Sizing considerations

With the minimum system requirements, a single Plixer Scrutinizer server/Collector is capable of processing up to 5,000 flows/s across 25 Exporters. To support larger and/or more complex workloads, such as a higher Exporter count or the use of advanced features, additional resources will need to be allocated to the system.

The optimal allocation for a specific scenario will depend on a large number of unique variables, but the main factors influencing resource requirements (CPU, memory (RAM), disk/storage) are the following:

  • Flow rate and volume

  • Flow contents/types

  • Exporter count

  • Data retention and aggregation settings

  • Number of features and advanced functions enabled

Important

When allocating resources to Plixer Scrutinizer deployments, dedicated rather than shared resources are recommended to ensure optimal performance.

Data retention

Plixer Scrutinizer’s data retention settings (under Admin > Settings > Data History) provide control over how much historical data is kept by the system in terms of duration and/or disk space utilization.

This page includes retention settings for the following data elements:

  • Alarms (days and disk size)

  • Audit logs (months)

  • DNS request data (days)

  • Conversation data (hours, days, or weeks, depending on interval)

  • Top conversations (count)

  • Free space threshold (percentage)

Adjusting these values to match actual data retention needs as closely as possible will allow for more efficient resource allocation and help ensure optimal system performance.

Data aggregation

Plixer Scrutinizer stores the flows it collects in their original form in one-minute (1m) buckets.
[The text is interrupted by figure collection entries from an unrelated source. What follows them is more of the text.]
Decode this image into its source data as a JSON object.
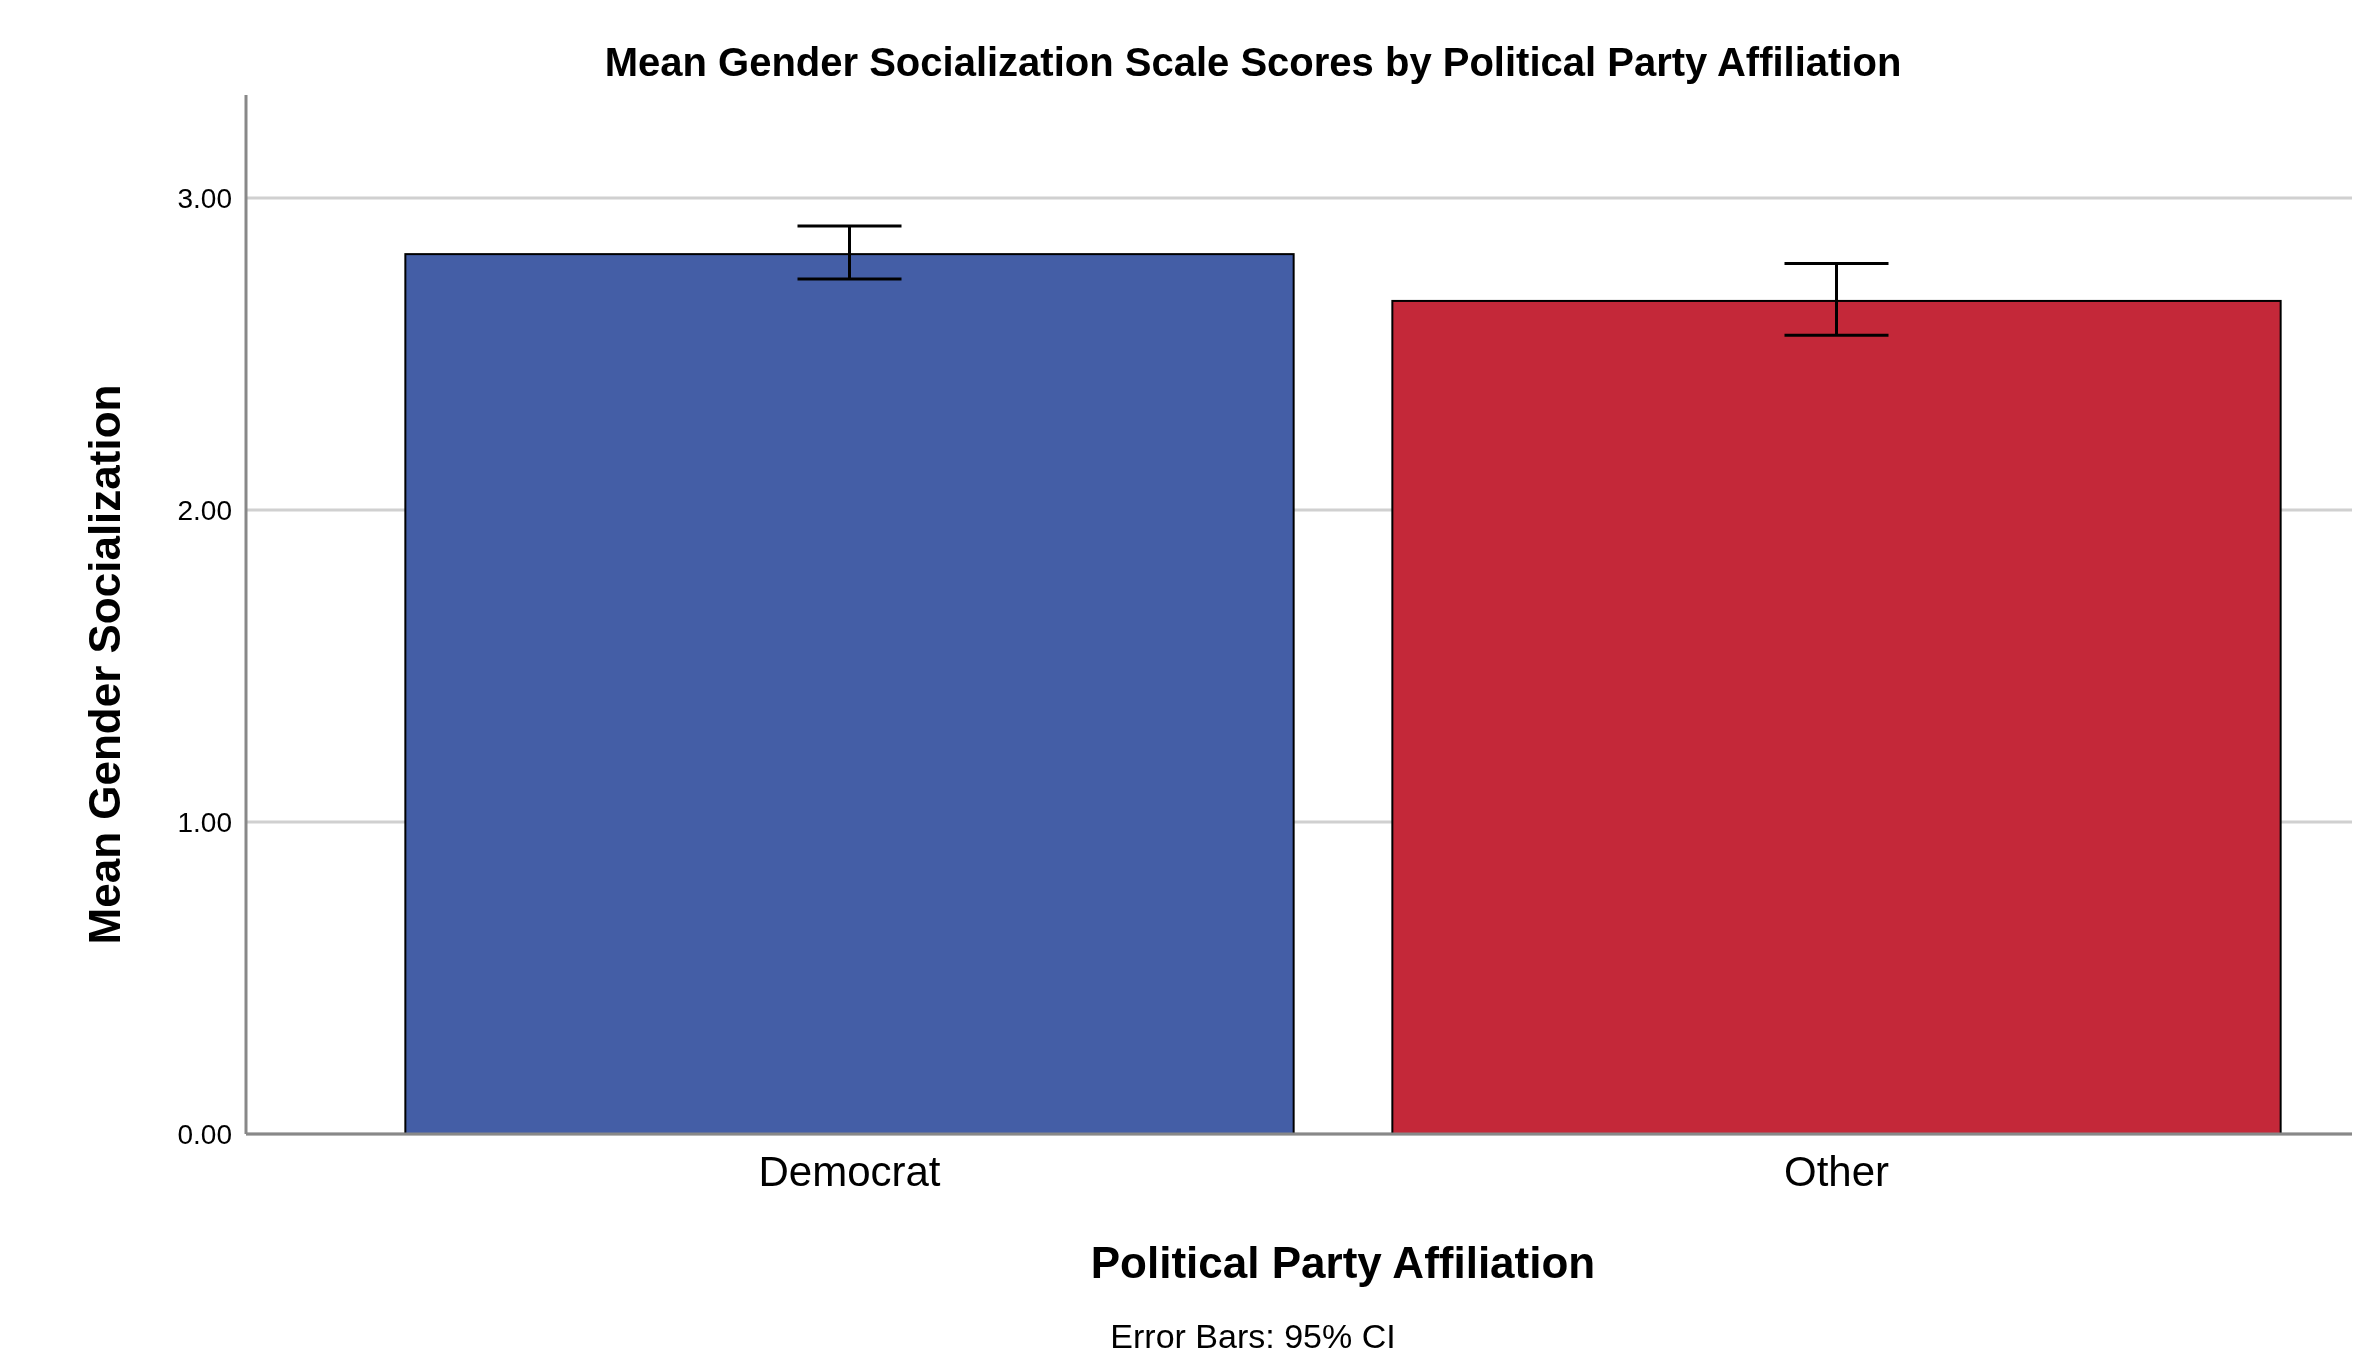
{
  "chart_data": {
    "type": "bar",
    "title": "Mean Gender Socialization Scale Scores by Political Party Affiliation",
    "xlabel": "Political Party Affiliation",
    "ylabel": "Mean Gender Socialization",
    "categories": [
      "Democrat",
      "Other"
    ],
    "values": [
      2.82,
      2.67
    ],
    "colors": [
      "#445ea6",
      "#c42839"
    ],
    "errors": [
      [
        2.74,
        2.91
      ],
      [
        2.56,
        2.79
      ]
    ],
    "ylim": [
      0,
      3.33
    ],
    "yticks": [
      {
        "value": 0,
        "label": "0.00"
      },
      {
        "value": 1,
        "label": "1.00"
      },
      {
        "value": 2,
        "label": "2.00"
      },
      {
        "value": 3,
        "label": "3.00"
      }
    ],
    "grid": "y",
    "annotations": [
      "Error Bars: 95% CI"
    ]
  }
}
These 1m records are then “rolled up” or aggregated into higher intervals (1m -> 5m -> 30m -> 2h -> 12h) to allow for faster long-term trending.
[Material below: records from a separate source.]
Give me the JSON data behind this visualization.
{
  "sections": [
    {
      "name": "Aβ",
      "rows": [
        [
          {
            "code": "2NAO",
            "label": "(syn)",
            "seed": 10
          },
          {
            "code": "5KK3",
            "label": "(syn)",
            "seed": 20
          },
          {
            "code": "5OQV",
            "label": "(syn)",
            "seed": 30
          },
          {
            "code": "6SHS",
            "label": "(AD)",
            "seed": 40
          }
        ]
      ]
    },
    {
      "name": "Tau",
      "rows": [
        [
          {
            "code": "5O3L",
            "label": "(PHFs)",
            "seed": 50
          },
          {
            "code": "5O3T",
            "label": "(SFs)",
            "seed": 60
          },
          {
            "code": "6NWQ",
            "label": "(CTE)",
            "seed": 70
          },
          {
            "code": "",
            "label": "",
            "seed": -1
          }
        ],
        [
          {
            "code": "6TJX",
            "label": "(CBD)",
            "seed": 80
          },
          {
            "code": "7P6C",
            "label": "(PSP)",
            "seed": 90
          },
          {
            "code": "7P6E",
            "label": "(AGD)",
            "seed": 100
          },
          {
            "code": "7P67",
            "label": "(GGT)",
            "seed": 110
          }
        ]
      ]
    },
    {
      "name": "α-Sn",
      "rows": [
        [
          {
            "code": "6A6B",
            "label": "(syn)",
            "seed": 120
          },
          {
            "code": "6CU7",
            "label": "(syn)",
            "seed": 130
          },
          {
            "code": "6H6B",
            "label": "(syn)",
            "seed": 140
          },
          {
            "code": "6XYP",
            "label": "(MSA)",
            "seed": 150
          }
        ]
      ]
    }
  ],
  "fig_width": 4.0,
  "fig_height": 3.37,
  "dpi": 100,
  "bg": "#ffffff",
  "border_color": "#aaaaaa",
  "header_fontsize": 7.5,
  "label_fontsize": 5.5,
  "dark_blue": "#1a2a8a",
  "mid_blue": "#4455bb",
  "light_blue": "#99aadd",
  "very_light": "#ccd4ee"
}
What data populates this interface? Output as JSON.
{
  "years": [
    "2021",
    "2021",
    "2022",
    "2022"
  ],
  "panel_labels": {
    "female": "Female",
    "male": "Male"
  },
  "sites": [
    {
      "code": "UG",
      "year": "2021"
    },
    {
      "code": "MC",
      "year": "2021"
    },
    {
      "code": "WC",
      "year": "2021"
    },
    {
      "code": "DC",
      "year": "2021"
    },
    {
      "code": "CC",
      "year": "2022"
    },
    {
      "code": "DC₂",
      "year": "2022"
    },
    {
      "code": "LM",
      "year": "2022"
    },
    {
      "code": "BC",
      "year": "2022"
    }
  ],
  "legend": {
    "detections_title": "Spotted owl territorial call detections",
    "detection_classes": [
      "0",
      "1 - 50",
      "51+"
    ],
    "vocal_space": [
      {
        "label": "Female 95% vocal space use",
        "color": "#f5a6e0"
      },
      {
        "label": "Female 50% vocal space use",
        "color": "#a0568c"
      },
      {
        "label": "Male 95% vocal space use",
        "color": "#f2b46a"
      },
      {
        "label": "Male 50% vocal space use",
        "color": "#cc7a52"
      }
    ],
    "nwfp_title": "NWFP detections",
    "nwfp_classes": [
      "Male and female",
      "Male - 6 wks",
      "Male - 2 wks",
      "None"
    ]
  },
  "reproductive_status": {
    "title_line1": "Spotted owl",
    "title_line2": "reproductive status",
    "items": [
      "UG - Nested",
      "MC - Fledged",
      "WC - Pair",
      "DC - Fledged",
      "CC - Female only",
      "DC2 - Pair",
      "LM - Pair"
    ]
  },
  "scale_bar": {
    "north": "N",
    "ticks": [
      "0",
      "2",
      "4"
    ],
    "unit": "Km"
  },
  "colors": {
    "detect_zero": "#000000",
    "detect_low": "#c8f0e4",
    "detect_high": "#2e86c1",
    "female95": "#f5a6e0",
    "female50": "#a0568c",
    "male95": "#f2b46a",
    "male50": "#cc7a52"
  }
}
There are two data aggregation modes that control how data is saved and rolled up:

  • Traditional - Every element in the original flow template will be copied over to the higher interval templates, which takes more disk space.
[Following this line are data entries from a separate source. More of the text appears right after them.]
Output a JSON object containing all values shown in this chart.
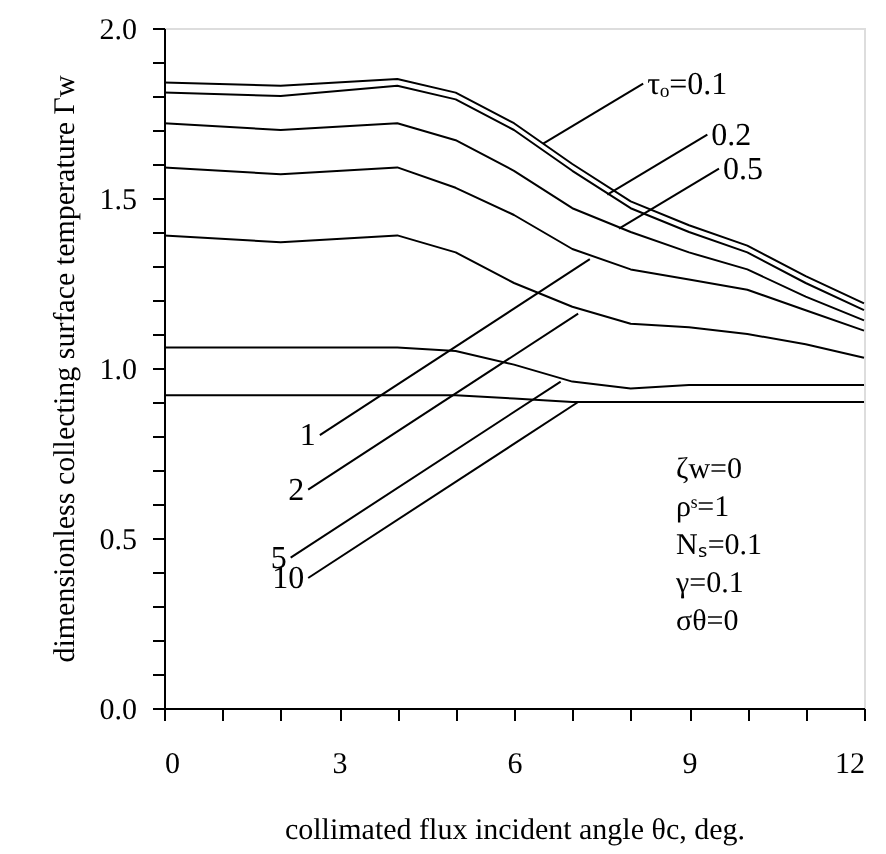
{
  "chart_data": {
    "type": "line",
    "xlabel": "collimated flux incident angle θc, deg.",
    "ylabel": "dimensionless collecting surface temperature Γw",
    "x": [
      0,
      2,
      4,
      5,
      6,
      7,
      8,
      9,
      10,
      11,
      12
    ],
    "series": [
      {
        "color": "#000000",
        "values": [
          1.84,
          1.83,
          1.85,
          1.81,
          1.72,
          1.6,
          1.49,
          1.42,
          1.36,
          1.27,
          1.19
        ]
      },
      {
        "color": "#000000",
        "values": [
          1.81,
          1.8,
          1.83,
          1.79,
          1.7,
          1.58,
          1.47,
          1.4,
          1.34,
          1.25,
          1.17
        ]
      },
      {
        "color": "#000000",
        "values": [
          1.72,
          1.7,
          1.72,
          1.67,
          1.58,
          1.47,
          1.4,
          1.34,
          1.29,
          1.21,
          1.14
        ]
      },
      {
        "color": "#000000",
        "values": [
          1.59,
          1.57,
          1.59,
          1.53,
          1.45,
          1.35,
          1.29,
          1.26,
          1.23,
          1.17,
          1.11
        ]
      },
      {
        "color": "#000000",
        "values": [
          1.39,
          1.37,
          1.39,
          1.34,
          1.25,
          1.18,
          1.13,
          1.12,
          1.1,
          1.07,
          1.03
        ]
      },
      {
        "color": "#000000",
        "values": [
          1.06,
          1.06,
          1.06,
          1.05,
          1.01,
          0.96,
          0.94,
          0.95,
          0.95,
          0.95,
          0.95
        ]
      },
      {
        "color": "#000000",
        "values": [
          0.92,
          0.92,
          0.92,
          0.92,
          0.91,
          0.9,
          0.9,
          0.9,
          0.9,
          0.9,
          0.9
        ]
      }
    ],
    "annotations": [
      {
        "text": "τₒ=0.1",
        "x": 6.5,
        "y": 1.66
      },
      {
        "text": "0.2",
        "x": 7.6,
        "y": 1.51
      },
      {
        "text": "0.5",
        "x": 7.8,
        "y": 1.41
      },
      {
        "text": "1",
        "x": 7.3,
        "y": 1.32
      },
      {
        "text": "2",
        "x": 7.1,
        "y": 1.16
      },
      {
        "text": "5",
        "x": 6.8,
        "y": 0.96
      },
      {
        "text": "10",
        "x": 7.1,
        "y": 0.9
      },
      "ζw=0",
      "ρˢ=1",
      "Nₛ=0.1",
      "γ=0.1",
      "σθ=0"
    ],
    "xlim": [
      0,
      12
    ],
    "ylim": [
      0,
      2
    ],
    "xticks": [
      0,
      {
        "value": 1,
        "label": null
      },
      {
        "value": 2,
        "label": null
      },
      3,
      {
        "value": 4,
        "label": null
      },
      {
        "value": 5,
        "label": null
      },
      6,
      {
        "value": 7,
        "label": null
      },
      {
        "value": 8,
        "label": null
      },
      9,
      {
        "value": 10,
        "label": null
      },
      {
        "value": 11,
        "label": null
      },
      12
    ],
    "yticks": [
      {
        "value": 0,
        "label": "0.0"
      },
      {
        "value": 0.1,
        "label": null
      },
      {
        "value": 0.2,
        "label": null
      },
      {
        "value": 0.3,
        "label": null
      },
      {
        "value": 0.4,
        "label": null
      },
      {
        "value": 0.5,
        "label": "0.5"
      },
      {
        "value": 0.6,
        "label": null
      },
      {
        "value": 0.7,
        "label": null
      },
      {
        "value": 0.8,
        "label": null
      },
      {
        "value": 0.9,
        "label": null
      },
      {
        "value": 1,
        "label": "1.0"
      },
      {
        "value": 1.1,
        "label": null
      },
      {
        "value": 1.2,
        "label": null
      },
      {
        "value": 1.3,
        "label": null
      },
      {
        "value": 1.4,
        "label": null
      },
      {
        "value": 1.5,
        "label": "1.5"
      },
      {
        "value": 1.6,
        "label": null
      },
      {
        "value": 1.7,
        "label": null
      },
      {
        "value": 1.8,
        "label": null
      },
      {
        "value": 1.9,
        "label": null
      },
      {
        "value": 2,
        "label": "2.0"
      }
    ],
    "grid": false,
    "line_style": "solid",
    "marker": "none"
  }
}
  • SAF - Any flow template with the required information elements will be aggregated into a new template definition containing only common elements (srcIP, dstIP, bytes, packets, etc.), allowing for more common Reports (e.g., country, IP Group, and AS by IP, which are based on src/dst IPs) to be run while storing data more efficiently.

To learn more about data aggregation modes, see the section on data aggregation.

Note

When available storage drops below a 10% threshold, 1m and 5m historical tables will be trimmed until disk utilization drops back under 90%. Trimming is also automatically used to maintain a similar level of historical data across all configured Exporters.

Feature resource requirements

The following table summarizes the additional resource requirements to support specific features for a single Plixer Replicator server/Collector:

Feature

Resource Requirements

Data streaming to Plixer ML Engine or external data lake

+25% CPU core count and RAM (to maintain the same performance)

Host indexing

+4 CPU core count and +4 GB RAM

Scanning Flow Analytics algorithms

+4 CPU core count and +4 GB RAM

Non-scanning Flow Analytics algorithms

+4 CPU core count and +4 GB RAM

Important

For the best performance 15k drives or SSDs in RAID 10 are recommended.

Additional considerations

When estimating resource allocation for a Plixer Scrutinizer deployment, the following factors should also be taken intoc consideration:

  • Disc I/O - Because Plixer Scrutinizer’s functions are highly disk-intensive, it is critical to avoid I/O bottlenecking.

Important

For the best performance, 15k drives or SSDs in RAID 10 are recommended.

  • Flow types/templates - The size and complexity of flows being received (e.g., NetFlow V5 vs IPFIX) can also have an impact on system performance. Likewise, Exporters sending the same flows in multiple templates will increase system load, so configuring Exporters to use option templates is recommended.